YARA Sebut Bunga pada Bank Konvensional Tidak Riba
BANDA ACEH – Ketua Yayasan Advokasi Rakyat Aceh (YARA) Safaruddin SH menyampaikan, bahwa bunga pada perbankan konvensional itu tidak riba.
Menurut Safaruddin, hal itu lantaran ada sebagian ulama/mufti di negara Mesir yang membolehkan bunga perbankan konvensional.
“Persoalan bunga pada bank konvensional itu masalah khilafiyah. Beberapa negara muslim lainnya, seperti di Malaysia masih beroperasi bank konvensional dan itu memberi peluang pekerjaan bagi rakyatnya,” ujar Safaruddin.
Hal ini diungkapkan Safaruddin saat menjadi pembicara diskusi publik dengan tema “Revisi Qanun LKS, Perlukah?”. Diskusi ini digelar oleh Program Studi (Prodi) Hukum Ekonomi Syariah (HES) Fakultas Syariah dan Hukum (FSH) UIN Ar-Raniry Banda Aceh, Jum’at (26/5/2023) kemarin.
Safaruddin menyebutkan, bahwa larangan bank konvensional untuk beroperasi di Aceh melanggar konstitusi.
Ia menjelaskan, bahwa Qanun Nomor 11 Tahun 2018 tentang Lembaga Keuangan Syariah (LKS) seharusnya mengatur soal keuangan syariah dan bukan bank konvensional.
Safaruddin mendorong, agar revisi Qanun LKS untuk memfokuskan pada Lembaga keuangan Syariah tersebut.
“Misanya pada Pasal 2, dinyatakan bahwa lembaga keuangan yang beroperasi di Aceh harus berdasarkan prinsip syariah,” ujar Safaruddin.
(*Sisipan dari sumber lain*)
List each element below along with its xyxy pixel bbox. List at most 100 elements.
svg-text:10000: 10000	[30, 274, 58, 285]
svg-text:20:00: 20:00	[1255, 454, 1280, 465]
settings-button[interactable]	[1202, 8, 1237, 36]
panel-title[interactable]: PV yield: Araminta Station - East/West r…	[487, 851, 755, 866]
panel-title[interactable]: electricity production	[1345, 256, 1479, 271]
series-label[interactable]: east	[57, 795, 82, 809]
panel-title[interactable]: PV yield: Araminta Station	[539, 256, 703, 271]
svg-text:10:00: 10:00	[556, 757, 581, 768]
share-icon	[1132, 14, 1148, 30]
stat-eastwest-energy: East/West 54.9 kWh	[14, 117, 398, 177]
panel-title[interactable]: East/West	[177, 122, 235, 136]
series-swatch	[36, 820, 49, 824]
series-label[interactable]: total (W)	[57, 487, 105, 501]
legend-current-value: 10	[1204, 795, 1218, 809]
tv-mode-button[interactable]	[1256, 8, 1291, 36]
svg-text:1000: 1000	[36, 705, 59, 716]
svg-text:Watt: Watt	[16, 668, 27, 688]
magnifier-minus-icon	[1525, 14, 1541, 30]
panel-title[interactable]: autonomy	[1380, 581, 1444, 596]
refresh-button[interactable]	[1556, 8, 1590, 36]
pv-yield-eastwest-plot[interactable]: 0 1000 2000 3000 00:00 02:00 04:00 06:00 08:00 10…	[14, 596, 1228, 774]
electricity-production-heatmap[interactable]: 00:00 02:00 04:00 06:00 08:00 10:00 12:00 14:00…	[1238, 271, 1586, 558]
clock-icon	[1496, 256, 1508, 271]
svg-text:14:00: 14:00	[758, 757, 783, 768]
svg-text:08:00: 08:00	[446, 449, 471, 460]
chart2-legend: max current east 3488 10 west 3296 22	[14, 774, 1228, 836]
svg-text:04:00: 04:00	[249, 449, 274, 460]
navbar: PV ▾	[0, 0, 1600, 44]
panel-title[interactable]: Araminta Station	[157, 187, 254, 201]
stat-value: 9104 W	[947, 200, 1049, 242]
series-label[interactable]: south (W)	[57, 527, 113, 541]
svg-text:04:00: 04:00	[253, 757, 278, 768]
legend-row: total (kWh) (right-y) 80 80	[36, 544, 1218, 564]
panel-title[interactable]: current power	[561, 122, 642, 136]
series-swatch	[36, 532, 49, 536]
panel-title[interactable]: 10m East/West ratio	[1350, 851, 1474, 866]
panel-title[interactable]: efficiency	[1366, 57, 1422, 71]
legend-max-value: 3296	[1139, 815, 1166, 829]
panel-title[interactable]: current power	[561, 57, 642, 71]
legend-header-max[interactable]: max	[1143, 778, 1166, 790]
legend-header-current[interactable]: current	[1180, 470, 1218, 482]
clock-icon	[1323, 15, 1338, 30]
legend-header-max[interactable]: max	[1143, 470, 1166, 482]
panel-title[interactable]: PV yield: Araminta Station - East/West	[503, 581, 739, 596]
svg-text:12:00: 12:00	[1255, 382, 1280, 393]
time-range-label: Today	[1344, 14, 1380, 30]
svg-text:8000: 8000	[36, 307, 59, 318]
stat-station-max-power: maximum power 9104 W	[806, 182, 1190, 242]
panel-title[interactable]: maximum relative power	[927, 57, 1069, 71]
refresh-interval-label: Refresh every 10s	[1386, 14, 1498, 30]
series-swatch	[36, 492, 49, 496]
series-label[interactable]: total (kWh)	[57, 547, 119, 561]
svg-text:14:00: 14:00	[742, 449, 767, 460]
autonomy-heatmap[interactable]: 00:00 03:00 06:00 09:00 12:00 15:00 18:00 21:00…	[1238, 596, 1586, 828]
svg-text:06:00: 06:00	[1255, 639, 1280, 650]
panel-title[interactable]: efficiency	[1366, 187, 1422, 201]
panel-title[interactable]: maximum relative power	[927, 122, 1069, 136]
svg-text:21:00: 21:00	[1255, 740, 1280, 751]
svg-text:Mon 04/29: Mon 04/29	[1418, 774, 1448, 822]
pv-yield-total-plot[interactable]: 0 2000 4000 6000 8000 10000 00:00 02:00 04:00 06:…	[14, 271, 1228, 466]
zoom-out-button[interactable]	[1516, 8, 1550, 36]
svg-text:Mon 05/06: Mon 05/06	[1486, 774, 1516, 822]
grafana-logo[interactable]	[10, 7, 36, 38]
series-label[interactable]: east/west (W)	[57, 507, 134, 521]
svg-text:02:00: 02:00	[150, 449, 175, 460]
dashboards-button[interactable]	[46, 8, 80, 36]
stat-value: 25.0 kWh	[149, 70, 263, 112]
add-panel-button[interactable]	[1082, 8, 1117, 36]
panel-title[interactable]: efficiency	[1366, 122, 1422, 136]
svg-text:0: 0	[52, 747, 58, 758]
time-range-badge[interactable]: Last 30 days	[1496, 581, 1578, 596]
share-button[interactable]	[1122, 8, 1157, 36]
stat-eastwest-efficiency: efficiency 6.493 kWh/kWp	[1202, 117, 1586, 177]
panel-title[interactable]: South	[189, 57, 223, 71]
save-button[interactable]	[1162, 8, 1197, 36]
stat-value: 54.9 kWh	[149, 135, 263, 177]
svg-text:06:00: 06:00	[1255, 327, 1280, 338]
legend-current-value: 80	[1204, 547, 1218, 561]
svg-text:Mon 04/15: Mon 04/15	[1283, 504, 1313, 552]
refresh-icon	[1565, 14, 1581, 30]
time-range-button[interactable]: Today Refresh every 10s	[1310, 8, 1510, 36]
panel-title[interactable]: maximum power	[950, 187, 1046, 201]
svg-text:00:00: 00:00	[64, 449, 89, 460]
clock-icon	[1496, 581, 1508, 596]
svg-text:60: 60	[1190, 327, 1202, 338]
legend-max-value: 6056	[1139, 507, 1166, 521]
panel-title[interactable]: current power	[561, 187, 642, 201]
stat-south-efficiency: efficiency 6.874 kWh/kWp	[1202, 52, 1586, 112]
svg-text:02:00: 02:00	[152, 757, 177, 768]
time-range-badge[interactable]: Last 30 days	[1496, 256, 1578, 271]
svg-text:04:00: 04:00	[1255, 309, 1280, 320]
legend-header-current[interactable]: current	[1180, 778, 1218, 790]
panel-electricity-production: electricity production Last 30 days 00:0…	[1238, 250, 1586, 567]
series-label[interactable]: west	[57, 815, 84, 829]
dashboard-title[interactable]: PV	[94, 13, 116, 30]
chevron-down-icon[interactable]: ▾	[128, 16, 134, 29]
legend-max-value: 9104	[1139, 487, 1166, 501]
Selain itu, di Pasal 65 disebutkan lembaga keuangan yang beroperasi di Aceh wajib menyesuaikan dengan Qanun ini paling lama tiga tahun.
Ia melihat, bahwa usulan revisi agar menambah kata ‘syariah’ pada kedua pasal tersebut, setelah kata lembaga keuangan sehingga menjadi lembaga keuangan syariah.
Menurutnya, qanun ini hanya khusus untuk mensyariahkan perbankan syariah, agar perbankan syariah menjadi lebih syariah.
“Bukan sebaliknya mengatur perbankan konvensional,” kata Ikatan Advokasi Indonesia (IKADIN) Aceh ini.
Sementara Ketua Prodi HES Dr iur Chairul Fahmi MA menjelaskan bahwa secara konstitusi Qanun LKS adalah perintah Undang-undang, dimana Pasal 2 UU Nomor 44 Tahun 1999 tentang Penyelenggaraan Keistimewaaan Aceh, Pasal 125, 126, 127, dan 154 UU Nomor 11 Tahun 2006 tentang Pemerintahan Aceh (UUPA), dan Pasal 21 Qanun Nomor 8 Tahun 2014 tentang Pokok-pokok Syariat Islam di Aceh.